Un article repris du blog Coopérations, version du 19 novembe 2018
- pour voir ou ajouter d’autres liens voir la page "Enseigner les communs" du wiki Intercoop sur les communs
- une version anotableest aussi proposée avec l’outil Sylo
Comme l’a décrit Michel Serres [1] , les révolutions des modes d’échanges, tels l’écriture, l’imprimerie ont bouleversé la société et en particulier l’éducation. A son tour, le développement massif du numérique interroge nos façons d’apprendre, de travailler, de comprendre et d’agir sur le monde. L’organisation générale de l’éducation en France et les contenus enseignés, basés sur une approche transmissive et disciplinaire, n’ont pas encore beaucoup changé. Pourtant de nombreuses initiatives expérimentent de nouvelles façons d’apprendre, mettant l’accent sur la coopération, la créativité, l’apprentissage par le travail par projet.
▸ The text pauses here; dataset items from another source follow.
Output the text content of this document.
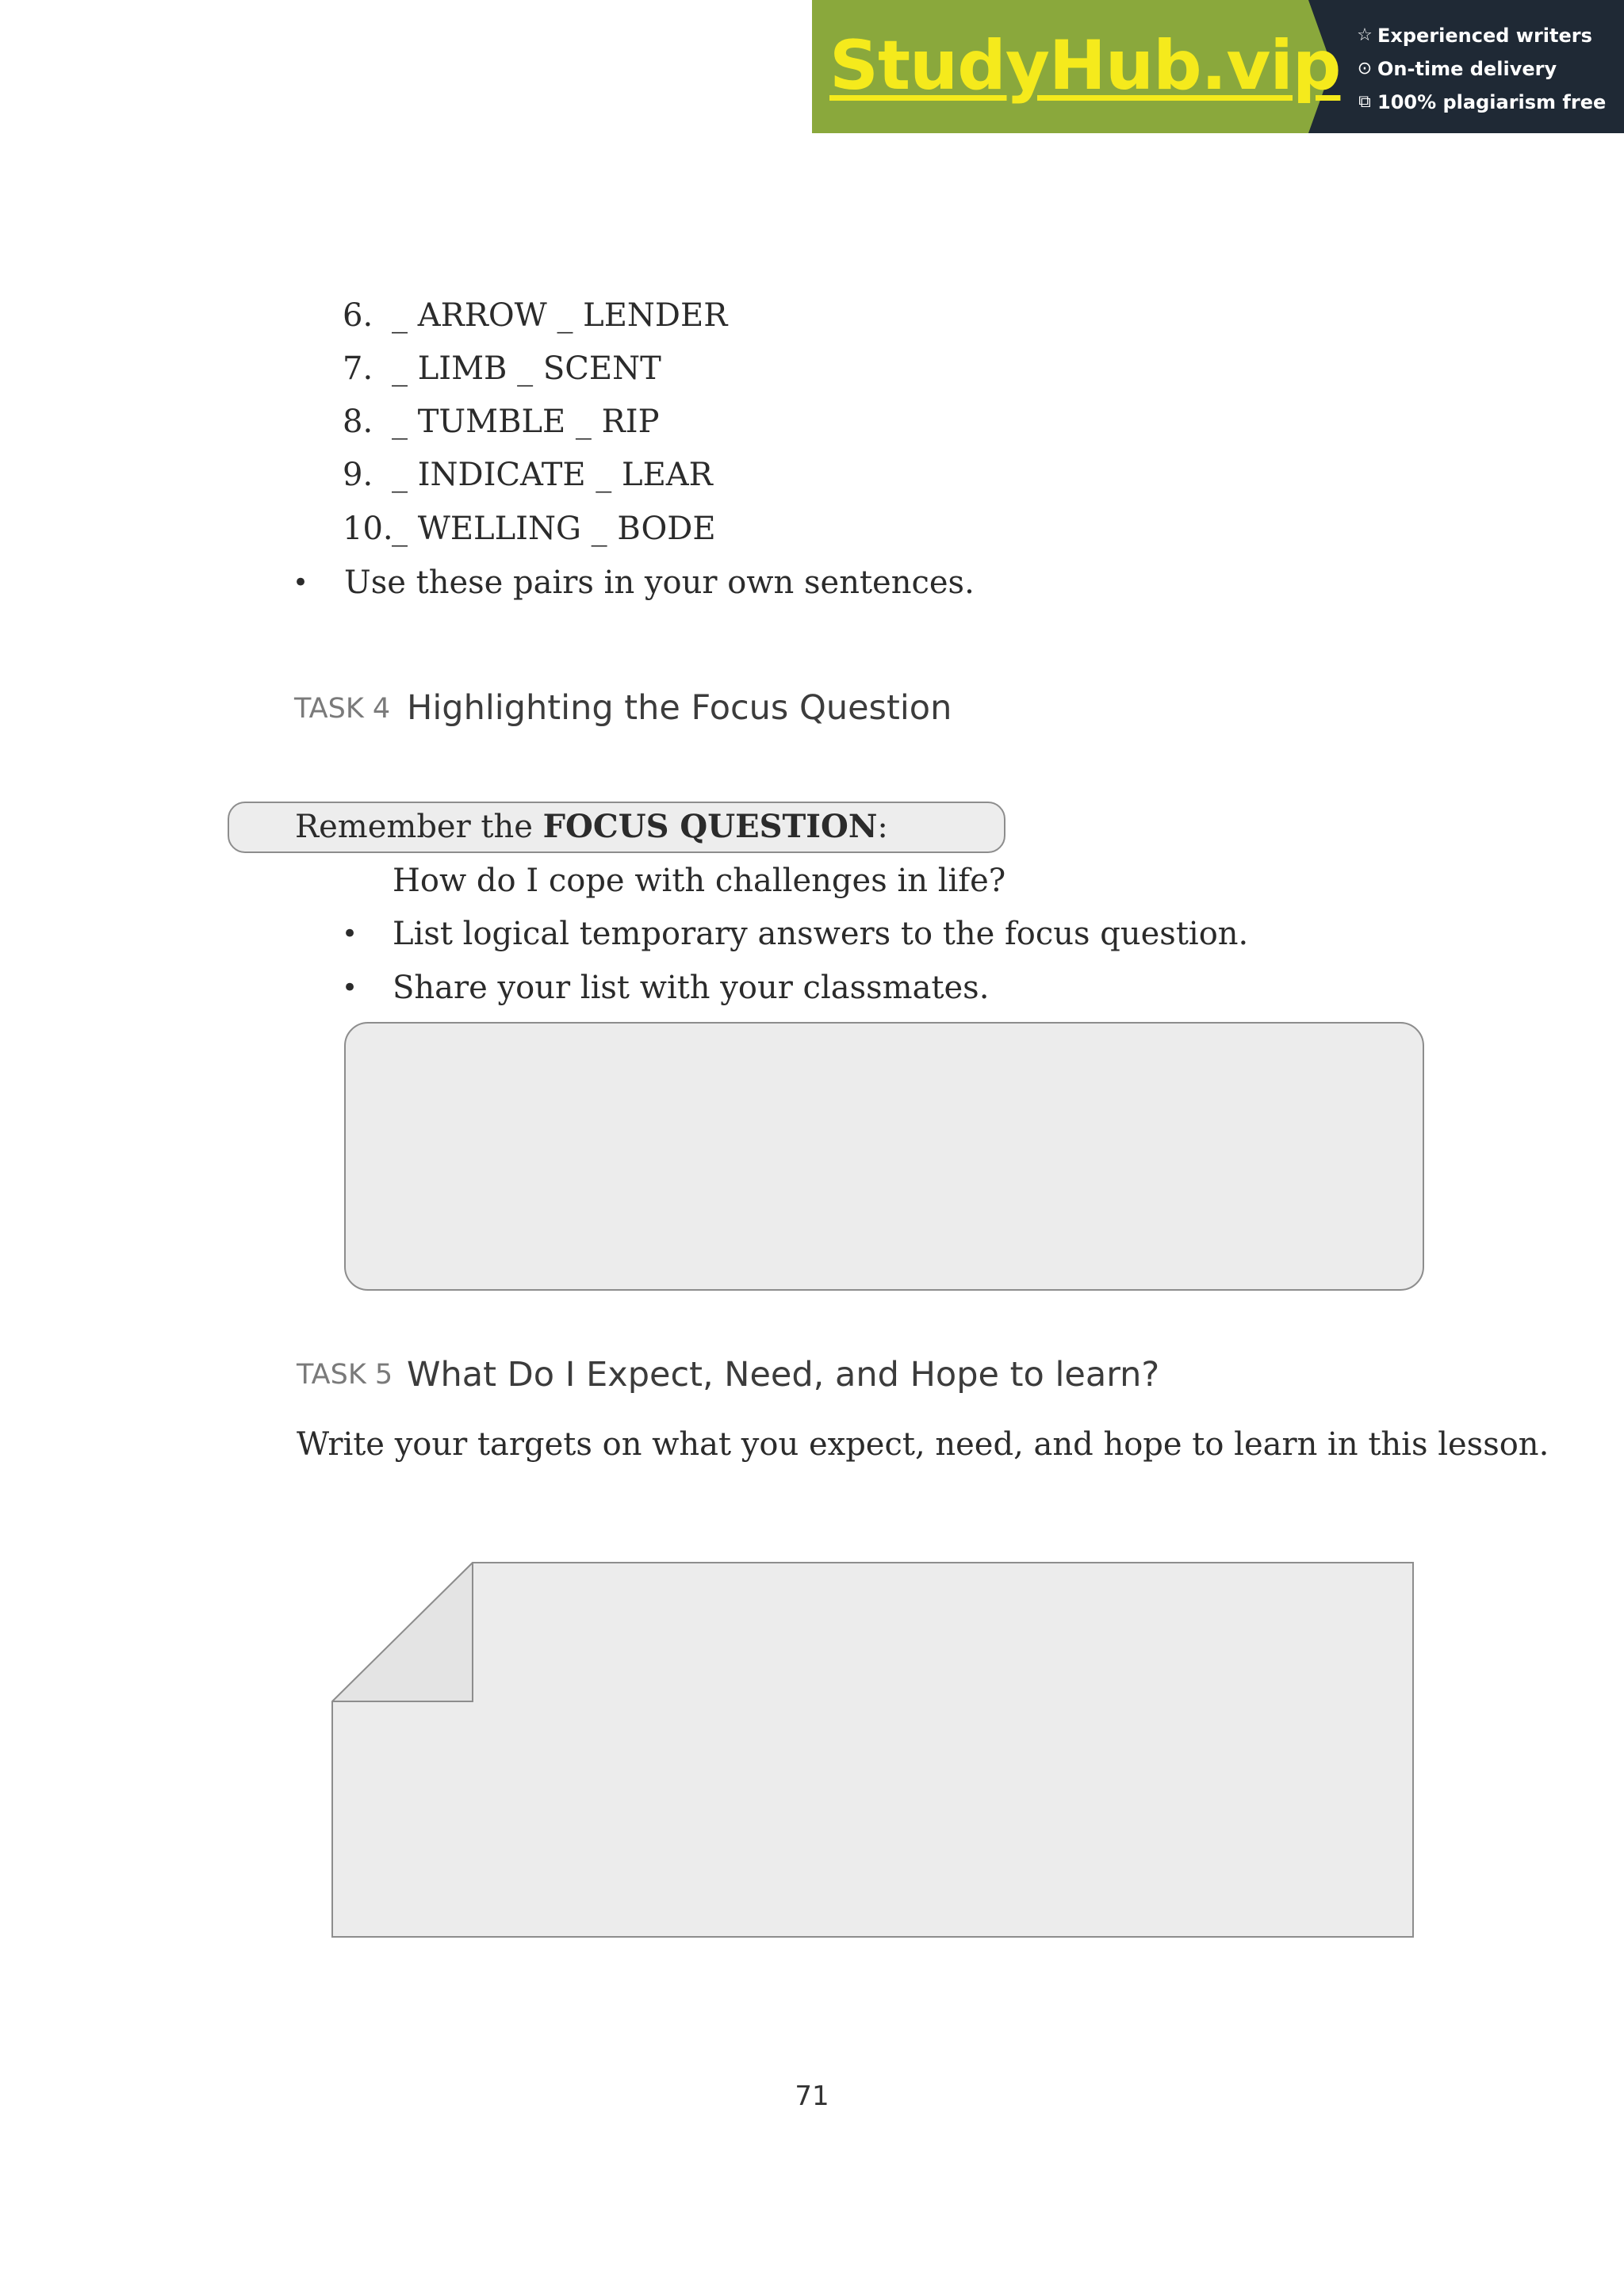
StudyHub.vip ☆ Experienced writers
⊙ On-time delivery
⧉ 100% plagiarism free
6. _ ARROW _ LENDER
7. _ LIMB _ SCENT
8. _ TUMBLE _ RIP
9. _ INDICATE _ LEAR
10.
_ WELLING _ BODE
• Use these pairs in your own sentences.
TASK 4 Highlighting the Focus Question
Remember the FOCUS QUESTION:
How do I cope with challenges in life?
• List logical temporary answers to the focus question.
• Share your list with your classmates.
TASK 5 What Do I Expect, Need, and Hope to learn?
Write your targets on what you expect, need, and hope to learn in this lesson.
71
Dans cette société profondément transformée par le numérique, l’idée de communs [2] développée par Elionor Ostrom émerge comme le décrit Valérie Peugeot :
"Avec l’expansion des technologies du numérique, des pratiques de partage, de co-construction de ressources, d’échange en pair à pair se multiplient. Elles s’appuient sur des communautés auto-organisées, qui font le choix de gérer ces ressources sans les soumettre à des droits de propriété. Ces Communs, ou Biens Communs, entendent proposer une alternative économique autant que politique aux modes de régulation traditionnels institués à travers le marché et l’État."
introduction de l’article de Valérie Peugeot "Les Communs, une brèche politique à l’heure du numérique"
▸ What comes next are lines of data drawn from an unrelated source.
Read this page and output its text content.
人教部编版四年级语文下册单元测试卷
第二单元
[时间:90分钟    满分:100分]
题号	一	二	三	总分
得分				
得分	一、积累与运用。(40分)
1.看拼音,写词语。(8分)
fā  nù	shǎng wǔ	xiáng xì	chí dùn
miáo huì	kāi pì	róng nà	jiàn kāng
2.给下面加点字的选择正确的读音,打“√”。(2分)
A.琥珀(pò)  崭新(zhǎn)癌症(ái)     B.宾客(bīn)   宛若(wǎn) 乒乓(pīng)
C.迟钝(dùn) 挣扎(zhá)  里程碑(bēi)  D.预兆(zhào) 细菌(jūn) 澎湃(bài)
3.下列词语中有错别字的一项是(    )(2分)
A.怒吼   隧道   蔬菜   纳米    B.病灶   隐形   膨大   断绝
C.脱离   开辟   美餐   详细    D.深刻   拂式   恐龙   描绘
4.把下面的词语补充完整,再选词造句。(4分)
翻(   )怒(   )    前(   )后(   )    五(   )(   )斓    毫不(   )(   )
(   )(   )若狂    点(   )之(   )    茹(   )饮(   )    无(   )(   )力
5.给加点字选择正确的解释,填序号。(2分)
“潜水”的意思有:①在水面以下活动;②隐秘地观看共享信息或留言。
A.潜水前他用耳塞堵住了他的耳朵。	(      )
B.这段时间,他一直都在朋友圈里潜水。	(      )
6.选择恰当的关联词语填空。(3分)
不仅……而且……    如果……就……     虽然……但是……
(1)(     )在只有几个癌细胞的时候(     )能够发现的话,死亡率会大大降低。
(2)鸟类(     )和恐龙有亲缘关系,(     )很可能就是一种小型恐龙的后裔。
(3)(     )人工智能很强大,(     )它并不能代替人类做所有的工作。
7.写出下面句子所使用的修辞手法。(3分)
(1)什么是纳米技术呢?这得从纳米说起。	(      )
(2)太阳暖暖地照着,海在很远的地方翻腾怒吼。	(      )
publié dans Les débats du numérique, presse des mines,2013, P 77-98.
Du côté de l’éducation, cette dimension des communs figure notamment dans le rapport Jules Ferry 3.O d’octobre 2014 du Conseil National du Numérique dans la recommandation 7 du rapport décrite sous la forme :
"Chaque étape de la scolarité peut être l’occasion pour l’apprenant de participer à des Communs, par exemple : en écrivant sur des Wikipédias créés pour et par des enfants (Wikimini, Vikidia), en corrigeant ou complétant un article sur Wikipédia, en contribuant à OpenStreetMap au cours d’une cartopartie qui peut être un support de cours de géographie"
En parallèle, dans "Apprendre au XX1é siècle"François Taddei montre l’importance d’apprendre à apprendre dans une société où de plus en plus de savoirs sont disponibles via les machines. Face aux modifications du climat, à l’épuisement prochain de nombreuses ressources, aux transformations du travail, l’école ne peut plus se contenter de transmettre des savoirs et de préparer à des métiers précis.
En quoi alors la dimension des communs peut-elle participer à cette transformation de l’école dans cette société des transitions ? C’est le sens de cette écriture d’articles proposés à la discussion.
(1) Enseigner les communs
Le numérique, par son caractère de ressource non rivale - un contenu peut être facilement diffusée et reproduit sans conflit d’usage - a permis un renouvellement de la notion de communs. Les logiciels libres puis Wikipedia ont popularisé cette alternative aux œuvres enfermées dans un droit d’auteur qui en restreint l’usage. En quelques années, ils ont apporté la preuve par l’exemple qu’une communauté de personnes pouvaient co-produire des ressources, d’une manière jusque-là jamais imaginée et de façon plus efficiente que le système marchand [3] développée par Microsoft ou que le service public. [4].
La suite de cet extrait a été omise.